If every endpoint in a tier is unavailable, routing falls through to the next tier. If every endpoint across all tiers is unavailable, the pool falls back to round-robin over the highest-priority group — it never deadlocks.

rpc: [
  { url: 'https://alchemy.com/...', priority: 1 }, // tried first
  { url: 'https://eth.drpc.org', priority: 0 }, // fallback tier
  { url: 'https://eth1.lava.build', priority: 0 }, // shares fallback tier; EWMA decides the split
];

2. Concurrency Control

Each endpoint has its own semaphore limiter:

inFlight: number;

This prevents:

  • Overloading a single RPC
  • Triggering provider-side throttling
  • Self-induced retry storms

3. Rate Limiting

Each RPC endpoint uses a token bucket rate limiter to control request throughput.

rps: number;
rpsBurst: number;

Where:

  • rps defines the sustained request rate
  • rpsBurst defines how many requests may temporarily exceed that rate (maximum burst capacity)

This helps:

  • Prevent 429 rate limit errors
  • Smooth traffic spikes
  • Protect RPC providers
  • Improve overall system stability

Unused capacity accumulates as tokens and may be consumed during short traffic bursts.

4. Retry Strategy

retry.attempts: number

If a retryable error occurs:

  • A different endpoint is selected
  • Exponential backoff is applied
  • Jitter is added to prevent synchronization spikes

Example retry timing:

Attempt 1 → immediate
Attempt 2 → random(0..1000ms)
Attempt 3 → random(0..2000ms)
...

Retries happen only on failover-safe transport errors: rate limit (429/402), timeout (504, ETIMEDOUT), and server errors (5xx). RPC logical errors (execution reverted, invalid params, method not supported) are not retried.

5. Circuit Breaker

Each endpoint has an independent three-state circuit breaker managed by CooldownManager:

closed ──(error threshold)──▶ open ──(cooldown expires)──▶ half-open
  ▲                                                              │
  └──────────────(probe success)────────────────────────────────┘
  ▲
  └──────────────(probe failure)────────────────────────── open (escalated cooldown)
State Behaviour
closed Normal operation — all requests pass through
open Endpoint is in cooldown — router skips it
half-open Cooldown expired — one probe request is allowed through

When the probe succeeds the circuit closes and traffic resumes normally. When the probe fails the circuit re-opens with an escalated cooldown (exponential backoff for 5xx/timeout; Retry-After for rate-limits).

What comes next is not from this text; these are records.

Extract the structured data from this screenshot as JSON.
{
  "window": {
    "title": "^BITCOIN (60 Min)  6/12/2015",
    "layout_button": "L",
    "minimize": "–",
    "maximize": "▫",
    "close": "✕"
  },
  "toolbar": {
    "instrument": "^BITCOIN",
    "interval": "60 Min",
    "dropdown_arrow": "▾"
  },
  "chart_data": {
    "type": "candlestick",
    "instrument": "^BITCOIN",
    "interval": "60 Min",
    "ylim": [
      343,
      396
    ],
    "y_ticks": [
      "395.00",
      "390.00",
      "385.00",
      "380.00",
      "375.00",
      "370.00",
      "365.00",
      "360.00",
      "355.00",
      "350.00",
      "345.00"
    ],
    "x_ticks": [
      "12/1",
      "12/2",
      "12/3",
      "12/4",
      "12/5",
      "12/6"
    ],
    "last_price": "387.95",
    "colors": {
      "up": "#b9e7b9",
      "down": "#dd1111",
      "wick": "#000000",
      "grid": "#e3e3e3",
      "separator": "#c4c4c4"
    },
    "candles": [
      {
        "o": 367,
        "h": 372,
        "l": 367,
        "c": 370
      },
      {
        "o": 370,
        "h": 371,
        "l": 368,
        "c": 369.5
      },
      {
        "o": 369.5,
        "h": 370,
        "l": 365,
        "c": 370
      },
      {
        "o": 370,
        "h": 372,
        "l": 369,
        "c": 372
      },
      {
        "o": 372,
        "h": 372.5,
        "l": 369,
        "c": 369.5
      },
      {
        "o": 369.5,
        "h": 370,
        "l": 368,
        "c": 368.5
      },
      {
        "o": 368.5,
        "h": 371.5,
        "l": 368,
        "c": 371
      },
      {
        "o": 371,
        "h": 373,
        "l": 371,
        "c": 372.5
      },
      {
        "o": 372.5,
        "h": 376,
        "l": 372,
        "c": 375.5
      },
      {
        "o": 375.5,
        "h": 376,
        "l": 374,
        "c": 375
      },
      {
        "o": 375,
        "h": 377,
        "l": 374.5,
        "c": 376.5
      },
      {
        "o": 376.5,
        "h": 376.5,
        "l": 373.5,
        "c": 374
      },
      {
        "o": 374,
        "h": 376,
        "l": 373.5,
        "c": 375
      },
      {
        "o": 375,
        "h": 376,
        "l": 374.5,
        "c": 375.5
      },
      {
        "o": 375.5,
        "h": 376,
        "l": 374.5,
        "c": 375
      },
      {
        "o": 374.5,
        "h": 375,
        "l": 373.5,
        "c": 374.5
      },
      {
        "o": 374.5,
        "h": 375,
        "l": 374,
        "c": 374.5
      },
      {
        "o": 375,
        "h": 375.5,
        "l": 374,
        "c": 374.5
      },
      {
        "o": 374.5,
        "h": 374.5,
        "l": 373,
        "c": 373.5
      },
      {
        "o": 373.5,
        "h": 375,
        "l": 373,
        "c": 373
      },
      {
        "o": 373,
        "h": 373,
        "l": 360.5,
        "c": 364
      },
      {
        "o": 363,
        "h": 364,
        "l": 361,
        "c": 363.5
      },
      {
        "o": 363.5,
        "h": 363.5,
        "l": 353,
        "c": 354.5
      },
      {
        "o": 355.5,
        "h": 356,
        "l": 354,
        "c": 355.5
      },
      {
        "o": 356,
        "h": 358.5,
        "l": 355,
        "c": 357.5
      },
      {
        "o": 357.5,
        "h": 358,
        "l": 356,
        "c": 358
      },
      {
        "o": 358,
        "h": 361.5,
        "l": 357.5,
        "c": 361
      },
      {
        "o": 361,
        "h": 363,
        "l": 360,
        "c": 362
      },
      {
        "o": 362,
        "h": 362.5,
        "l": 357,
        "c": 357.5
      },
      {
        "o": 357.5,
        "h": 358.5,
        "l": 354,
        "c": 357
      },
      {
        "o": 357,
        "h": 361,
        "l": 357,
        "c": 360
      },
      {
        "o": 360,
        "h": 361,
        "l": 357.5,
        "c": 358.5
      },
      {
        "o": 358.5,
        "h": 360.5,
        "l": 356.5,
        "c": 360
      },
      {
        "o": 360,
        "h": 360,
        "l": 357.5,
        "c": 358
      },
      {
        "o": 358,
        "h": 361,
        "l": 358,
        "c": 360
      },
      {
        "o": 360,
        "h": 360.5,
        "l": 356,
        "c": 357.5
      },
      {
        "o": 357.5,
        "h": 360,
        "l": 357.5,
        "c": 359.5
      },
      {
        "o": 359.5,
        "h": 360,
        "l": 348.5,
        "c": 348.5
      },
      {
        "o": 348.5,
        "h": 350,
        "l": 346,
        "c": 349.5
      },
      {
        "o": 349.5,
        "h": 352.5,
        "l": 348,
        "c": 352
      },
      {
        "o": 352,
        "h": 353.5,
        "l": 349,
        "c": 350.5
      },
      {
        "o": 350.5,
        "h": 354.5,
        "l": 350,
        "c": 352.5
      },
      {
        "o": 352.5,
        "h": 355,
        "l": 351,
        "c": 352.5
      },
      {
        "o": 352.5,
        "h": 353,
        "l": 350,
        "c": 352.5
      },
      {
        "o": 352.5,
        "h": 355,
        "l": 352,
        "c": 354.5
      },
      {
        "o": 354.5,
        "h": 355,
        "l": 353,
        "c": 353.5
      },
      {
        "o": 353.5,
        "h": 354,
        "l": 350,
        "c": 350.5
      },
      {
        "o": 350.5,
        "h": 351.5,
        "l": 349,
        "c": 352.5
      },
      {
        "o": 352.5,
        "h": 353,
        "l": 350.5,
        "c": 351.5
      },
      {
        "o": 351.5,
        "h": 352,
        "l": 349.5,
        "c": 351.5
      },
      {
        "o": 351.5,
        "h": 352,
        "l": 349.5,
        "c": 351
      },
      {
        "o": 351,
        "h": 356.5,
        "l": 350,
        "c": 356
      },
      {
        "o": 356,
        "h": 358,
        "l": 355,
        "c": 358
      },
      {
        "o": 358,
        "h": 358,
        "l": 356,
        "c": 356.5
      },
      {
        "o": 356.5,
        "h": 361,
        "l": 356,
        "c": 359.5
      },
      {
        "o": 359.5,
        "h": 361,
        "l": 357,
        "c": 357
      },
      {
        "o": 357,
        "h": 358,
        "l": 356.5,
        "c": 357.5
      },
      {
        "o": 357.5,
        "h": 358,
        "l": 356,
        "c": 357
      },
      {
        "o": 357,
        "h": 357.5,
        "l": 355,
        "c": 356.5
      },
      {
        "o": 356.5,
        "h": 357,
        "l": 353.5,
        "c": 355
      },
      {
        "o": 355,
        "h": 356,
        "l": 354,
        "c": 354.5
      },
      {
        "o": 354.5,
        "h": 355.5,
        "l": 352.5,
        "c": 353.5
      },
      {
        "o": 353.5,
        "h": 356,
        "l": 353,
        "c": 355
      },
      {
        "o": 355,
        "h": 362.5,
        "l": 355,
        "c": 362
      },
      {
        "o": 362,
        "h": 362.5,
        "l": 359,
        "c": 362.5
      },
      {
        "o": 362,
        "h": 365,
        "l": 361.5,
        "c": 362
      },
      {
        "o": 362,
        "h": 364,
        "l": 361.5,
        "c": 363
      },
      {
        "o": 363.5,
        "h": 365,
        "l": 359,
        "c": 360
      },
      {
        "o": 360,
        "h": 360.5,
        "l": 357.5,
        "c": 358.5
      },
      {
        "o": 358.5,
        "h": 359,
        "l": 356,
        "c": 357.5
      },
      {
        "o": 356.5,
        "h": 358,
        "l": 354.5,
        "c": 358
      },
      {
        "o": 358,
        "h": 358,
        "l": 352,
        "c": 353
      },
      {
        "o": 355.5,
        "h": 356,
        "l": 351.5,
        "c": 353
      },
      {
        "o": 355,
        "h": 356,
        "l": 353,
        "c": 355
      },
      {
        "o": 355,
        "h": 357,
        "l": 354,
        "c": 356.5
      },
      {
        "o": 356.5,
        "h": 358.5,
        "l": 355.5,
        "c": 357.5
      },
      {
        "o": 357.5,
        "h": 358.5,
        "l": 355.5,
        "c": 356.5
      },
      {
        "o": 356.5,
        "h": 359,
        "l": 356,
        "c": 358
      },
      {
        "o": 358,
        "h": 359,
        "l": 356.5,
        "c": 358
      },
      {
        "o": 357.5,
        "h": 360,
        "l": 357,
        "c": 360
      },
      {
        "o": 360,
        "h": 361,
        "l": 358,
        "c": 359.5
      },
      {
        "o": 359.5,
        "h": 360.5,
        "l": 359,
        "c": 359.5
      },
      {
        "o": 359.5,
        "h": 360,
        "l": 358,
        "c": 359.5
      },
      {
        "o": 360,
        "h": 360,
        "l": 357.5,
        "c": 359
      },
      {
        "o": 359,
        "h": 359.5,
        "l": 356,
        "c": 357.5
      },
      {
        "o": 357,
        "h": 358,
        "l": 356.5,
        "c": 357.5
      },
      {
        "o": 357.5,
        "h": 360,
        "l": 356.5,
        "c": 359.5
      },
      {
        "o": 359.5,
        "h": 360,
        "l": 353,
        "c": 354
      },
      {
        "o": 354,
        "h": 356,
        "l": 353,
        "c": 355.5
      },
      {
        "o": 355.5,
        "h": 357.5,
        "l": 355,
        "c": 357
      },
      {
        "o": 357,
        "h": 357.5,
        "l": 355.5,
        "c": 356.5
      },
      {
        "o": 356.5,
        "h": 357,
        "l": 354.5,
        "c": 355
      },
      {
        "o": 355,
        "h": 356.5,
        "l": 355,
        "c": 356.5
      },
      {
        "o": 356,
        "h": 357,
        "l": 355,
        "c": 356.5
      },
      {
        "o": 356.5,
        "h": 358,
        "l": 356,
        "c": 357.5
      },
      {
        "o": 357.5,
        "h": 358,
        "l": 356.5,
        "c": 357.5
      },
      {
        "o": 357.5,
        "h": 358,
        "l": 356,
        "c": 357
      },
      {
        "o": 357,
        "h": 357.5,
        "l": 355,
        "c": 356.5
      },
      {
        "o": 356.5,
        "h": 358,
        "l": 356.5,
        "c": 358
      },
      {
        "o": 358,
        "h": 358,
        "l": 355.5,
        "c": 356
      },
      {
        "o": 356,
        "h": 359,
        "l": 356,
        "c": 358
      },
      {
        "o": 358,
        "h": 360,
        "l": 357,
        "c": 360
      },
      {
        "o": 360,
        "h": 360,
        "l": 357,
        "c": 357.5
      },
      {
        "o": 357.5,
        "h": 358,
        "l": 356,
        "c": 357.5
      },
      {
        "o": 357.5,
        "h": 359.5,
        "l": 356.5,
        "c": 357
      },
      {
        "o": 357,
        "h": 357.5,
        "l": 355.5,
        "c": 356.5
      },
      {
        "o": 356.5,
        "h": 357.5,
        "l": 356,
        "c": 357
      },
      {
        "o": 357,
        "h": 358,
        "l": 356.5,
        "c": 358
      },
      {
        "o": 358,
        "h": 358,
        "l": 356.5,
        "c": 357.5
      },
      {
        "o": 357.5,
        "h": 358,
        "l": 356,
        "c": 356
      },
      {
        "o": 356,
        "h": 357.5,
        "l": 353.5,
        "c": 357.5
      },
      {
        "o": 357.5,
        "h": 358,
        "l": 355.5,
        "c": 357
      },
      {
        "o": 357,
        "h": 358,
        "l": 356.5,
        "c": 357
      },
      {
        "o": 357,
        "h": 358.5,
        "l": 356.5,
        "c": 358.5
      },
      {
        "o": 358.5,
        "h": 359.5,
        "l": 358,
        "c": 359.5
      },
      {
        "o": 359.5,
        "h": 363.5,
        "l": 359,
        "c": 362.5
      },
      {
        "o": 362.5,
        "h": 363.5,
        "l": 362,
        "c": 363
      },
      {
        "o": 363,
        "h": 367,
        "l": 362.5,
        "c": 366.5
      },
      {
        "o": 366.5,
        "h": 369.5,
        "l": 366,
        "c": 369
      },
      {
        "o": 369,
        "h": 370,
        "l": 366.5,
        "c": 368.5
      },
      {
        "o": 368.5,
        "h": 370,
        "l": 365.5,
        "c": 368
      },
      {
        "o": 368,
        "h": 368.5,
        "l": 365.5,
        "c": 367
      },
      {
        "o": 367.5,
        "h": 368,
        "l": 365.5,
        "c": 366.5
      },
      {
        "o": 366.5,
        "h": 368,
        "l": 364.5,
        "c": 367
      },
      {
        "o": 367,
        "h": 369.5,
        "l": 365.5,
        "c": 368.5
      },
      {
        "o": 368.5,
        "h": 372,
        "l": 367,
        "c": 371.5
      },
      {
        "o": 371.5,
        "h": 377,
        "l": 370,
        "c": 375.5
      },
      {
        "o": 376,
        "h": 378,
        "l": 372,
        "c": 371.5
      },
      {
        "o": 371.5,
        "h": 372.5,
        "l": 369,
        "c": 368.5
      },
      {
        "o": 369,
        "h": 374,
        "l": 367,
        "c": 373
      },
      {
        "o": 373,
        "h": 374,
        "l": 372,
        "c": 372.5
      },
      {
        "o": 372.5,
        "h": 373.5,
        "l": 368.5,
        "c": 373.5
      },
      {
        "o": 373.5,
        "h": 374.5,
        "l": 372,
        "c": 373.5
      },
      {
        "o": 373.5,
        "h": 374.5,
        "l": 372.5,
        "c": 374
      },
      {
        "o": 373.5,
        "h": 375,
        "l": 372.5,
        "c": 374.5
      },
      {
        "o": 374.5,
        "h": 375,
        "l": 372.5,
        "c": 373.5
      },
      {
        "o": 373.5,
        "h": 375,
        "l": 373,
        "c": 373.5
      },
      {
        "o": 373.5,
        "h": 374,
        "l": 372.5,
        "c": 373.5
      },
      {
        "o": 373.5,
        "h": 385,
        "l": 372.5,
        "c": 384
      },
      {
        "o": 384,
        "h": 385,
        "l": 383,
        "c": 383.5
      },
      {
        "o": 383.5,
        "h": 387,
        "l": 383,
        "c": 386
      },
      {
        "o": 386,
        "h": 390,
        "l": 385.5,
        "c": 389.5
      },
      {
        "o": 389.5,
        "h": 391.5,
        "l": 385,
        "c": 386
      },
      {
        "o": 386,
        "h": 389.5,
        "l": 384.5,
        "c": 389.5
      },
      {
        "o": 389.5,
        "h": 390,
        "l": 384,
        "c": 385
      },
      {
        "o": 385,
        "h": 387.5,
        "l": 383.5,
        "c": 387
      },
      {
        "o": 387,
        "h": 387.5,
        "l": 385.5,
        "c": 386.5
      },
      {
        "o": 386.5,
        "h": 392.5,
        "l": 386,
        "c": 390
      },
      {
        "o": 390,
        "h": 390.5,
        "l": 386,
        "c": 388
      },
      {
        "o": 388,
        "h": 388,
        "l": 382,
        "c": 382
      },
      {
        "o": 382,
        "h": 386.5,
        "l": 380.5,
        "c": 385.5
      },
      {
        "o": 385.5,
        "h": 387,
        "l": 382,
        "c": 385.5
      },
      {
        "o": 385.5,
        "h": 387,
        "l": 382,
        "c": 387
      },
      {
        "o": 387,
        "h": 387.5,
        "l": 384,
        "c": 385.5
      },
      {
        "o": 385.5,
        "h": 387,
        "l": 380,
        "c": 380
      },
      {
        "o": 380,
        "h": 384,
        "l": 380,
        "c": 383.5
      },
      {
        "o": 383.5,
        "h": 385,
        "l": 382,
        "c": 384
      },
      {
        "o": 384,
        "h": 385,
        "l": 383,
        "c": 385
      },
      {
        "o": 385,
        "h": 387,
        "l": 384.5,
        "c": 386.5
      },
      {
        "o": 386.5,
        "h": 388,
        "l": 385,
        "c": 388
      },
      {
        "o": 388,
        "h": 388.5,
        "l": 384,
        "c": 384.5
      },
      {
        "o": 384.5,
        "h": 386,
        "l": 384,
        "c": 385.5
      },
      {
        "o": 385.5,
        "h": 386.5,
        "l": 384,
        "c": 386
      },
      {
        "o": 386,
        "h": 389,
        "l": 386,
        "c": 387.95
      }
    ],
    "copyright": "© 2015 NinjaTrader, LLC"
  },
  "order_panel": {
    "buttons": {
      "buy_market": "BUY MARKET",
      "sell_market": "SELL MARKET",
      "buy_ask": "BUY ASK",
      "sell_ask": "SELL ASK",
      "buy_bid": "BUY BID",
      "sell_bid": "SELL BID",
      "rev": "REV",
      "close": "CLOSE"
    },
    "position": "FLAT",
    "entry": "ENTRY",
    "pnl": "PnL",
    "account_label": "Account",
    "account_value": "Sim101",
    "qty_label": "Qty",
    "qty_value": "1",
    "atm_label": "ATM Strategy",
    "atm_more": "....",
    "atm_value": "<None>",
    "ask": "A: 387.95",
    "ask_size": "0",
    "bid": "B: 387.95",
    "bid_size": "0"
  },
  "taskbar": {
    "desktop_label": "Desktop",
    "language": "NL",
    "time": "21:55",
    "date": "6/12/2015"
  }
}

The current circuit state for each endpoint is included in getSnapshot() under providerCircuitState.

6. Pinned Provider

Different RPC nodes may lag behind by different numbers of blocks. When requests from the same logical flow go to different endpoints, the client can observe inconsistent state — eth_getBalance returns data from block 100, but the next eth_call lands on a node at block 99. This is especially dangerous in DeFi: read state → build transaction → node doesn't "see" the previous block yet.

pinnedProvider() selects the best available endpoint at call time and returns its InstrumentedJsonRpcProvider directly. All subsequent calls through that provider go to the same node.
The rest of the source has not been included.